VIVER EM VOZ ALTA | “Maíra”, de Darcy Ribeiro
 
                            No ano em que celebramos o primeiro centenário de Darcy Ribeiro, nascido em Montes Claros em 26 de outubro de 1922, nada melhor que relembrar sua valiosa contribuição à literatura brasileira, que não foi menor que seu legado para a antropologia, a educação ou a política. Autor de quatro romances, de um livro de poemas e de três histórias para crianças, Darcy lançou sua primeira ficção, “Maíra”, em 1976.

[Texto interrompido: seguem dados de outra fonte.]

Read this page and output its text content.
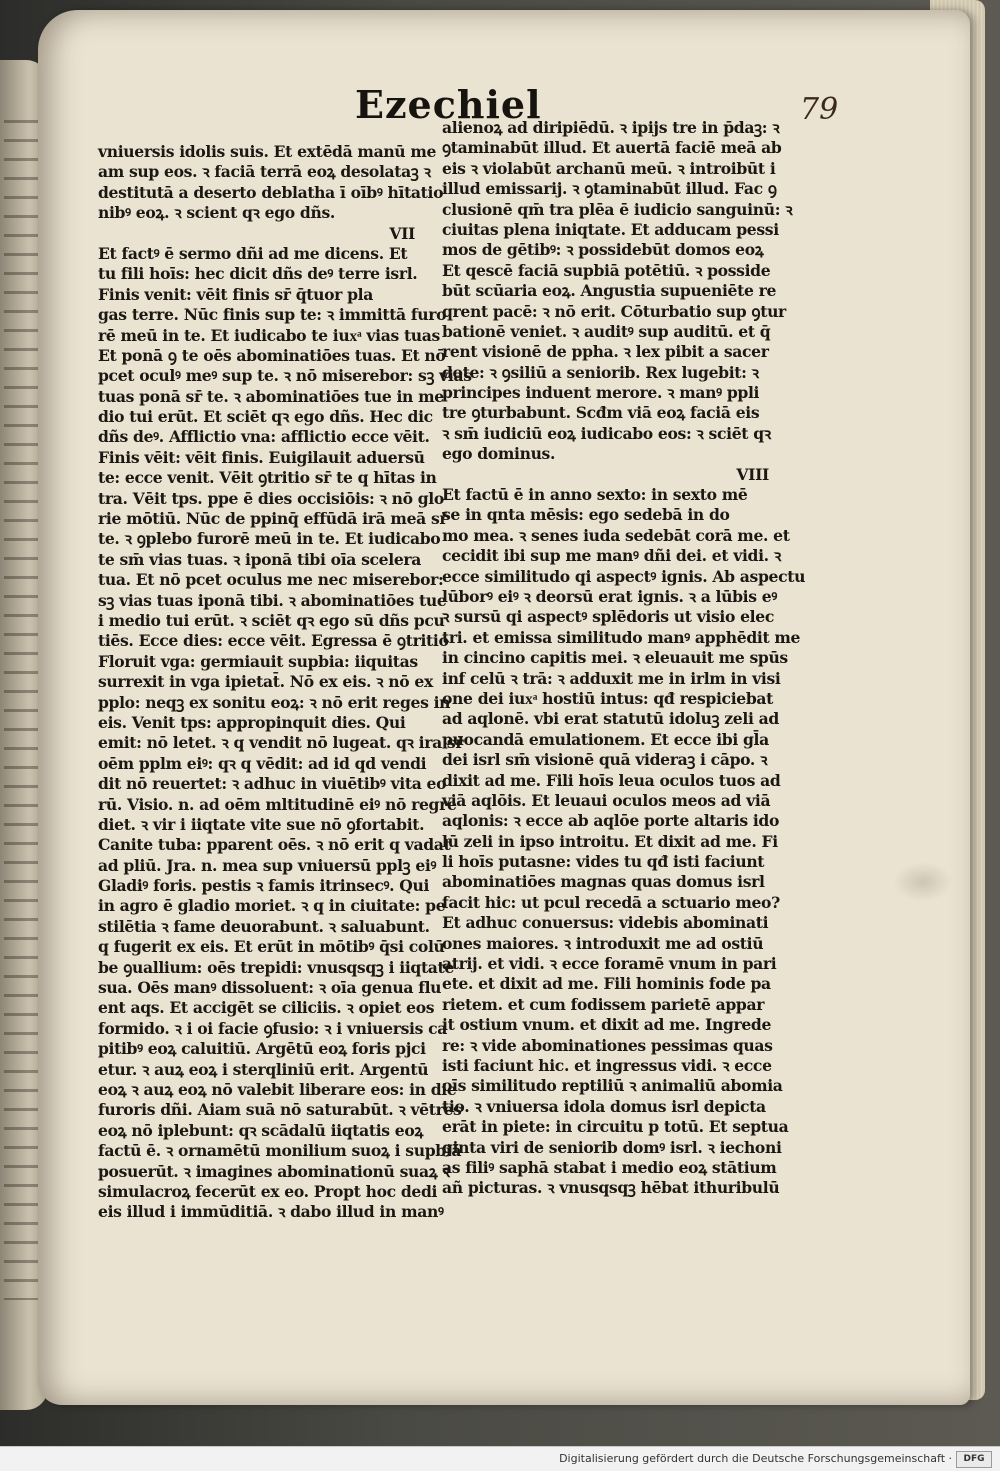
Ezechiel	79
vniuersis idolis suis. Et extēdā manū me
am sup eos. ꝛ faciā terrā eoꝝ desolataꝫ ꝛ
destitutā a deserto deblatha ī oībꝰ hītatio
nibꝰ eoꝝ. ꝛ scient qꝛ ego dñs.
VII
Et factꝰ ē sermo dñi ad me dicens. Et
tu fili hoīs: hec dicit dñs deꝰ terre isrl.
Finis venit: vēit finis sr̄ q̄tuor pla
gas terre. Nūc finis sup te: ꝛ immittā furo
rē meū in te. Et iudicabo te iuxͣ vias tuas
Et ponā ꝯ te oēs abominatiōes tuas. Et nō
pcet oculꝰ meꝰ sup te. ꝛ nō miserebor: sꝫ vias
tuas ponā sr̄ te. ꝛ abominatiōes tue in me
dio tui erūt. Et sciēt qꝛ ego dñs. Hec dic
dñs deꝰ. Afflictio vna: afflictio ecce vēit.
Finis vēit: vēit finis. Euigilauit aduersū
te: ecce venit. Vēit ꝯtritio sr̄ te q hītas in
tra. Vēit tps. ppe ē dies occisiōis: ꝛ nō glo
rie mōtiū. Nūc de ppinq̄ effūdā irā meā sr̄
te. ꝛ ꝯplebo furorē meū in te. Et iudicabo
te sm̄ vias tuas. ꝛ iponā tibi oīa scelera
tua. Et nō pcet oculus me nec miserebor:
sꝫ vias tuas iponā tibi. ꝛ abominatiōes tue
i medio tui erūt. ꝛ sciēt qꝛ ego sū dñs pcu
tiēs. Ecce dies: ecce vēit. Egressa ē ꝯtritio
Floruit vga: germiauit supbia: iiquitas
surrexit in vga ipietat̄. Nō ex eis. ꝛ nō ex
pplo: neqꝫ ex sonitu eoꝝ: ꝛ nō erit reges in
eis. Venit tps: appropinquit dies. Qui
emit: nō letet. ꝛ q vendit nō lugeat. qꝛ ira sr̄
oēm pplm eiꝰ: qꝛ q vēdit: ad id qd vendi
dit nō reuertet: ꝛ adhuc in viuētibꝰ vita eo
rū. Visio. n. ad oēm mltitudinē eiꝰ nō regre
diet. ꝛ vir i iiqtate vite sue nō ꝯfortabit.
Canite tuba: pparent oēs. ꝛ nō erit q vadat
ad pliū. Jra. n. mea sup vniuersū pplꝫ eiꝰ
Gladiꝰ foris. pestis ꝛ famis itrinsecꝰ. Qui
in agro ē gladio moriet. ꝛ q in ciuitate: pe
stilētia ꝛ fame deuorabunt. ꝛ saluabunt.
q fugerit ex eis. Et erūt in mōtibꝰ q̄si colū
be ꝯuallium: oēs trepidi: vnusqsqꝫ i iiqtate
sua. Oēs manꝰ dissoluent: ꝛ oīa genua flu
ent aqs. Et accigēt se ciliciis. ꝛ opiet eos
formido. ꝛ i oi facie ꝯfusio: ꝛ i vniuersis ca
pitibꝰ eoꝝ caluitiū. Argētū eoꝝ foris pjci
etur. ꝛ auꝝ eoꝝ i sterqliniū erit. Argentū
eoꝝ ꝛ auꝝ eoꝝ nō valebit liberare eos: in die
furoris dñi. Aiam suā nō saturabūt. ꝛ vētres
eoꝝ nō iplebunt: qꝛ scādalū iiqtatis eoꝝ
factū ē. ꝛ ornamētū monilium suoꝝ i supbiā
posuerūt. ꝛ imagines abominationū suaꝝ ꝛ
simulacroꝝ fecerūt ex eo. Propt hoc dedi
eis illud i immūditiā. ꝛ dabo illud in manꝰ
alienoꝝ ad diripiēdū. ꝛ ipijs tre in p̄daꝫ: ꝛ
ꝯtaminabūt illud. Et auertā faciē meā ab
eis ꝛ violabūt archanū meū. ꝛ introibūt i
illud emissarij. ꝛ ꝯtaminabūt illud. Fac ꝯ
clusionē qm̄ tra plēa ē iudicio sanguinū: ꝛ
ciuitas plena iniqtate. Et adducam pessi
mos de gētibꝰ: ꝛ possidebūt domos eoꝝ
Et qescē faciā supbiā potētiū. ꝛ posside
būt scūaria eoꝝ. Angustia supueniēte re
qrent pacē: ꝛ nō erit. Cōturbatio sup ꝯtur
bationē veniet. ꝛ auditꝰ sup auditū. et q̄
rent visionē de ppha. ꝛ lex pibit a sacer
dote: ꝛ ꝯsiliū a seniorib. Rex lugebit: ꝛ
principes induent merore. ꝛ manꝰ ppli
tre ꝯturbabunt. Scđm viā eoꝝ faciā eis
ꝛ sm̄ iudiciū eoꝝ iudicabo eos: ꝛ sciēt qꝛ
ego dominus.
VIII
Et factū ē in anno sexto: in sexto mē
se in qnta mēsis: ego sedebā in do
mo mea. ꝛ senes iuda sedebāt corā me. et
cecidit ibi sup me manꝰ dñi dei. et vidi. ꝛ
ecce similitudo qi aspectꝰ ignis. Ab aspectu
lūborꝰ eiꝰ ꝛ deorsū erat ignis. ꝛ a lūbis eꝰ
ꝛ sursū qi aspectꝰ splēdoris ut visio elec
tri. et emissa similitudo manꝰ apphēdit me
in cincino capitis mei. ꝛ eleuauit me spūs
inf celū ꝛ trā: ꝛ adduxit me in irlm in visi
one dei iuxͣ hostiū intus: qđ respiciebat
ad aqlonē. vbi erat statutū idoluꝫ zeli ad
puocandā emulationem. Et ecce ibi gl̄a
dei isrl sm̄ visionē quā videraꝫ i cāpo. ꝛ
dixit ad me. Fili hoīs leua oculos tuos ad
viā aqlōis. Et leuaui oculos meos ad viā
aqlonis: ꝛ ecce ab aqlōe porte altaris ido
lū zeli in ipso introitu. Et dixit ad me. Fi
li hoīs putasne: vides tu qđ isti faciunt
abominatiōes magnas quas domus isrl
facit hic: ut pcul recedā a sctuario meo?
Et adhuc conuersus: videbis abominati
ones maiores. ꝛ introduxit me ad ostiū
atrij. et vidi. ꝛ ecce foramē vnum in pari
ete. et dixit ad me. Fili hominis fode pa
rietem. et cum fodissem parietē appar
it ostium vnum. et dixit ad me. Ingrede
re: ꝛ vide abominationes pessimas quas
isti faciunt hic. et ingressus vidi. ꝛ ecce
oīs similitudo reptiliū ꝛ animaliū abomia
tio. ꝛ vniuersa idola domus isrl depicta
erāt in piete: in circuitu p totū. Et septua
ginta viri de seniorib domꝰ isrl. ꝛ iechoni
as filiꝰ saphā stabat i medio eoꝝ stātium
añ picturas. ꝛ vnusqsqꝫ hēbat ithuribulū
Digitalisierung gefördert durch die Deutsche Forschungsgemeinschaft ·	DFG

Em texto veiculado pelo semanário “Opinião”, pouco tempo depois, Moacir Werneck de Castro acusou o clima de frieza com que a obra foi recebida, provavelmente por força das circunstâncias políticas, desfavoráveis ao seu autor:
“O romance de Darcy Ribeiro foi recebido num ambiente de estranha indiferença. Salvo uma ou duas resenhas, não houve comentarista de livros que identificasse na safra de 1976 o vigor, o nível, a originalidade de uma obra que, provavelmente, marcará a segunda metade do século XX na literatura brasileira assim como “Macunaíma”, de Mário de Andrade, marcou a primeira metade. Não tendo obrigação de escrever sobre a produção literária corrente, fiquei na expectativa de que algum crítico soltasse gostosamente o grito da descoberta. Mas em vão. O lançamento de “Maíra” passou praticamente em brancas nuvens”.
Na edição comemorativa dos vinte anos do romance, providenciada pela Editora Record, a atmosfera já era, definitivamente, outra, bem como era radicalmente distinto o cenário político. O referido volume contém, ao final, uma seção composta por ensaios críticos sobre a obra, em que é possível conhecer a palavra dos especialistas sobre “Maíra”.
Para Antônio Cândido, o livro revela uma notável arte de tecelão – tecelão de palavras, frequentemente animadas pelo sopro da poesia, mas sobretudo tecelão de linhas narrativas, exprimindo a vida tribal dos mairuns, os seus mitos, o contato entre eles e os civilizados. O mestre da USP faz questão ainda de distinguir o enredo criado por Darcy de outros que tratam do mesmo universo: “Se pudermos dizer que Maíra é a seu modo um romance do tipo indianista, isto só terá sentido se for para mostrar a sua originalidade. Não há mais nele a redução lírica ou heróica de José de Alencar, que fala dos índios, e por eles, com a sua plena voz de civilizado que os quer embelezar. Não há tampouco a voz cheia de sarcasmo e humor com que Mário de Andrade desenrola a sátira de “Macunaíma”. Há diversas vozes que instituem a narrativa, cada uma conforme o seu ângulo”.
Alfredo Bosi escreveu: “Contrapondo a vida selvagem ao vazio existencial do homem civilizado, Darcy é um ficcionista-antropólogo que lembra o avatar de todos os críticos da cultura, Rousseau. Mas no antropólogo brasileiro a nota de melancolia é mais pungente e beira o sentimento trágico de uma consciência histórica que Rousseau não pôde conhecer.”
Sobre “Maíra”, Antônio Houaiss opinou: “Ao sair de sua leitura, o leitor não notará sem enorme emoção que nada ali é pitoresco por pitoresco ou exótico, nada ali quer oferecer-nos singularidades, diferencialidades”.